De acordo com a Resolução do Parlamento Europeu sobre assédio moral no local de trabalho (2339/2001) o assédio moral constitui um risco potencial para a saúde dos indivíduos, conduzindo frequentemente a doenças relacionadas com stresse laboral.“

[…]

“Contudo, parece poder considerar-se, com o contributo das várias áreas que estudam o fenómeno e do significado das várias denominações que lhe foram atribuídas a nível dos vários países, como assédio moral a exposição dos trabalhadores a situações humilhantes e constrangedoras, repetitivas e prolongadas durante o trabalho, sendo que em consequência desta conduta, a vítima é isolada do grupo, passando a ser hostilizada, ridicularizada, inferiorizada e culpabilizada diante dos seus colegas de trabalho.”

[…]

“«A pessoa perseguida e angustiada passará a ser frequentemente menos produtiva, mostrará uma maior propensão para cometer erros, dará mostras de maior absentismo – tudo circunstâncias que poderão ser utilizadas contra ela em eventuais procedimentos disciplinares. Em certos casos, aliás, o assédio não terá nascido espontaneamente; com efeito, algumas empresas parecem lançar mão de um assédio estratégico, mais ou menos generalizado.»”

[…]

O réu na qualidade de Diretor do Departamento, “adoptou uma medida de gestão que se reputa de discriminativa, não igualitária, hostil e inferiorizante para a A., violando frontalmente, como agente administrativo, princípios gerais que vinculam a actuação da Administração Pública, como sejam, os princípios fundamentais da igualdade e da imparcialidade, vertidos nos 13.º e 266.º, n.º 2, da CRP, e nos artigos 5.º e 6.º do CPA.

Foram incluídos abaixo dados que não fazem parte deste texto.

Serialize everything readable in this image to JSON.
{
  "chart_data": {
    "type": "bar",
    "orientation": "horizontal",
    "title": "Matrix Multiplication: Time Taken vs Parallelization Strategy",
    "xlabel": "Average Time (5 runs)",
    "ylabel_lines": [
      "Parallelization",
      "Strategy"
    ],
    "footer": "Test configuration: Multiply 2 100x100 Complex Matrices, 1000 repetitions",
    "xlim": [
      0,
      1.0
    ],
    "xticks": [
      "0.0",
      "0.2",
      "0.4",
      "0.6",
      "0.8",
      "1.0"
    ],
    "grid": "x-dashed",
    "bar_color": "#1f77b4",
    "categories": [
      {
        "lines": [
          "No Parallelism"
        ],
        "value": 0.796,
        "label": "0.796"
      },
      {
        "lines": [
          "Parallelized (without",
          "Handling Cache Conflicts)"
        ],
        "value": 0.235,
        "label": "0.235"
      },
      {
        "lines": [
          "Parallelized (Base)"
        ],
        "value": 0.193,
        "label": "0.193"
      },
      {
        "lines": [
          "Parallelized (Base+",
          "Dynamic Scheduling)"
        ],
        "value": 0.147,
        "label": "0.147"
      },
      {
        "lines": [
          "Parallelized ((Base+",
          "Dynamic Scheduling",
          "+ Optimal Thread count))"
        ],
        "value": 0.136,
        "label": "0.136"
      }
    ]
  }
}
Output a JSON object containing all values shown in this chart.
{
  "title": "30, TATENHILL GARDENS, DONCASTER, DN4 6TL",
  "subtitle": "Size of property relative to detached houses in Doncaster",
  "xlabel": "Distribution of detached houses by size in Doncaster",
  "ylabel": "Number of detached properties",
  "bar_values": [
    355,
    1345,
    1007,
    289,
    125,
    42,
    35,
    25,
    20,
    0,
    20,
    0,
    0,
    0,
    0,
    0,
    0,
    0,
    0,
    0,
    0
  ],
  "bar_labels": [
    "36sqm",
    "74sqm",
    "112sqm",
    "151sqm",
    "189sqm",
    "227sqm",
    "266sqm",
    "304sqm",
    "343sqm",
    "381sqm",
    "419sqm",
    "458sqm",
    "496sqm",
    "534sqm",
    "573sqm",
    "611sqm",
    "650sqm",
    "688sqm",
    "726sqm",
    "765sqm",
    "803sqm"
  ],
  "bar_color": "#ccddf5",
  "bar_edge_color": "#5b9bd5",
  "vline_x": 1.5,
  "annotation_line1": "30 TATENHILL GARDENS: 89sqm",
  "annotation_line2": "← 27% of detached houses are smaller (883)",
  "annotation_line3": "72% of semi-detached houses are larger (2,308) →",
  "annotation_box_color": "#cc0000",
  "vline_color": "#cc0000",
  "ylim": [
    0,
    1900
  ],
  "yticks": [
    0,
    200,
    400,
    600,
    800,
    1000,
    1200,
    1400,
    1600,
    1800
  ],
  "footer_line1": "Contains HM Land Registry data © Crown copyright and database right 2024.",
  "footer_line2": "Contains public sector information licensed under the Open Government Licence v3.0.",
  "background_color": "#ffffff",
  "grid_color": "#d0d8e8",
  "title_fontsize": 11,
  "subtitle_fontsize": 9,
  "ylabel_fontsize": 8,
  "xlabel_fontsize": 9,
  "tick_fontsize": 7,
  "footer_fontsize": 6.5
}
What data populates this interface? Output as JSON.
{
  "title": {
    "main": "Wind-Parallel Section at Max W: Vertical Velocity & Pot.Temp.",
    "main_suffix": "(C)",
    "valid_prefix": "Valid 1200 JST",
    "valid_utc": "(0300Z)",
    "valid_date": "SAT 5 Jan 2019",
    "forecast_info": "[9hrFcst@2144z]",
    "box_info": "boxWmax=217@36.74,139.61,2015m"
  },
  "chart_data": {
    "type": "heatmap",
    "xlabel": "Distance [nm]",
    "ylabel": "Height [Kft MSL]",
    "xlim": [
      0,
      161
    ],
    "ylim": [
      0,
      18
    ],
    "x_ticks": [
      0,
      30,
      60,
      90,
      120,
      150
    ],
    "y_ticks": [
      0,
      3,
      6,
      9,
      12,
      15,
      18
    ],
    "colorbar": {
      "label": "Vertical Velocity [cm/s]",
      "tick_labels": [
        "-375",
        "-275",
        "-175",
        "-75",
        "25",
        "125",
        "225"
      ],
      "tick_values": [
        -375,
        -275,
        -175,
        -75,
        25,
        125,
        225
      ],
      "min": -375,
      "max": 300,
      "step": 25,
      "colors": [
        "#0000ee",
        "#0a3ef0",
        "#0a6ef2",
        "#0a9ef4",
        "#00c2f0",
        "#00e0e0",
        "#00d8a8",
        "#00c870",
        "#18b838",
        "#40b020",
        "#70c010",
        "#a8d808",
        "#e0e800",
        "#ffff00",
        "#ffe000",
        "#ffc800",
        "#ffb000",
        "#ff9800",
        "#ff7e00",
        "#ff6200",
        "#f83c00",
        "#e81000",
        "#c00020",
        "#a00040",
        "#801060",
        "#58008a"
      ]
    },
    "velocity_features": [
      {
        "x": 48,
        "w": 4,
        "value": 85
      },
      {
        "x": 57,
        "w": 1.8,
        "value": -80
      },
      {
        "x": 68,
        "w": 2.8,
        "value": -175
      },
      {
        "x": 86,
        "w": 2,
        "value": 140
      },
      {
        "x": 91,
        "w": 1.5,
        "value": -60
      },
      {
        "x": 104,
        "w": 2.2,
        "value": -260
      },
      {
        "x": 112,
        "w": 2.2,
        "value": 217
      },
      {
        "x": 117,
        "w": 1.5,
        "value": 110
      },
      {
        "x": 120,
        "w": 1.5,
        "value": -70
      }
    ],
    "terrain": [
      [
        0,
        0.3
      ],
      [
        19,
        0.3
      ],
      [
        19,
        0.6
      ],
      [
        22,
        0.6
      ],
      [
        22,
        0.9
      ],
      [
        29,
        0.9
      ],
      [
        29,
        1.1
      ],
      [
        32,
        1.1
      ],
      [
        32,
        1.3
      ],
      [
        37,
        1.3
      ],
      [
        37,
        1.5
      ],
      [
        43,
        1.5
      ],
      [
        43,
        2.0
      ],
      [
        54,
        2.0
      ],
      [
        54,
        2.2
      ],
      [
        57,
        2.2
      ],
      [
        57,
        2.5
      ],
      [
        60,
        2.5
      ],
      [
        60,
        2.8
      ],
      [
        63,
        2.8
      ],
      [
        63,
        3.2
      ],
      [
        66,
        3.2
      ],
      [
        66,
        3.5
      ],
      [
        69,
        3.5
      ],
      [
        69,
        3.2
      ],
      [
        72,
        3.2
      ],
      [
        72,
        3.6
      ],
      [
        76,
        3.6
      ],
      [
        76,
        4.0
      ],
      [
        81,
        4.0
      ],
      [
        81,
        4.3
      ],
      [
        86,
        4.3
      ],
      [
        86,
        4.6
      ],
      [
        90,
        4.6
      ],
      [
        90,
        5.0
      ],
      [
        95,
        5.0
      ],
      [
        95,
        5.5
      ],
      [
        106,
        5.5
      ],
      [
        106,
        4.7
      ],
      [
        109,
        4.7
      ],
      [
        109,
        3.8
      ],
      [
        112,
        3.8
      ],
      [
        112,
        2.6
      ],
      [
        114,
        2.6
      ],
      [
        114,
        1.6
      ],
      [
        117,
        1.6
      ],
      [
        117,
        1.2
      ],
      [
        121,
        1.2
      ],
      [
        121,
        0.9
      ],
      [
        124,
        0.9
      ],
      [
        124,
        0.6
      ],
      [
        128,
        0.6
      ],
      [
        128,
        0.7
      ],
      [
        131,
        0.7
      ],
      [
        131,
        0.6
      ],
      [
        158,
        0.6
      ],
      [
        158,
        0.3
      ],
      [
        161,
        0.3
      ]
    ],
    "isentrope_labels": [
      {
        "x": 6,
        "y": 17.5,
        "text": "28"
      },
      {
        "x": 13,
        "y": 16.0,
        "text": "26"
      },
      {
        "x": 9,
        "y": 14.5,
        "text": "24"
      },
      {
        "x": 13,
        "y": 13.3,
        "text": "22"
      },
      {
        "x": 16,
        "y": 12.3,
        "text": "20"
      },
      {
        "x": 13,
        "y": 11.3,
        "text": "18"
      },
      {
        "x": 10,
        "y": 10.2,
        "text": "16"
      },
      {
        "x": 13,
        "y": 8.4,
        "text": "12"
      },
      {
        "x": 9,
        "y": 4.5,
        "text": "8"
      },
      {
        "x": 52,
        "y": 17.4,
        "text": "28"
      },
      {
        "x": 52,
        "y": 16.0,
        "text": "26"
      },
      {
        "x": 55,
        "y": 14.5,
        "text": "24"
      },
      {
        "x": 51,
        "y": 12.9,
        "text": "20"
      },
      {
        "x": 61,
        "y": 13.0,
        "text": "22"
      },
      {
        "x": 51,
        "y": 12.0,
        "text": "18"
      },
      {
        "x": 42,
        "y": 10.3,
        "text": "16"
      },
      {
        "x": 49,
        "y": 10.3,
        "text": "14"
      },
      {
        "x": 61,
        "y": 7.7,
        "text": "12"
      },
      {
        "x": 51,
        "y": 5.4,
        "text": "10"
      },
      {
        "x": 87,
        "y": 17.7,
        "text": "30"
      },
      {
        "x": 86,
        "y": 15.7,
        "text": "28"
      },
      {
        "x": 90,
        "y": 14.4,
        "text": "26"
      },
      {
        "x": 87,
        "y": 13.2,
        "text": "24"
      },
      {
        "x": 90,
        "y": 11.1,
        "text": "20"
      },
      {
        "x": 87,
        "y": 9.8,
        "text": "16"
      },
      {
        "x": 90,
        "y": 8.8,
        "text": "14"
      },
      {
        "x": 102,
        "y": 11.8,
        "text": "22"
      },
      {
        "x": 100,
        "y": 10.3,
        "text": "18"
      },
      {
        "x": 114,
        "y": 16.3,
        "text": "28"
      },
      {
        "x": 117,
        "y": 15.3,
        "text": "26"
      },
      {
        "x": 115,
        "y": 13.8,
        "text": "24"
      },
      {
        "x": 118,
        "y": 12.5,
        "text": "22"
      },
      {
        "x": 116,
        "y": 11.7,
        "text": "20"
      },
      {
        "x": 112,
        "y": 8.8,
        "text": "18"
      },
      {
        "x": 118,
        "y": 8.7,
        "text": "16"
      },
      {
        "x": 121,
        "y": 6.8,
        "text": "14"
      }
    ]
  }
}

Os factos atrás dilucidados têm de ser vistos em conjunto, como uma situação complexa e prolongada no tempo, coincidente com o início e o fim da relação contratual da A. com a Ré Universidade do Porto, considerados numa sequência repetitiva de situações tendentes à humilhação, ao constrangimento, à inferiorização e à discriminação negativa da Impetrante em ambiente laboral.”

 […]

Quer isto dizer, então, que o Réu, enquanto Director da Faculdade e dirigente de uma unidade funcional da Universidade do Porto, “omitiu ilicitamente o seu dever de garante dos direitos atrás elencados – o direito à integridade moral da A. em ambiente laboral e os direitos à igualdade e imparcialidade no tratamento.”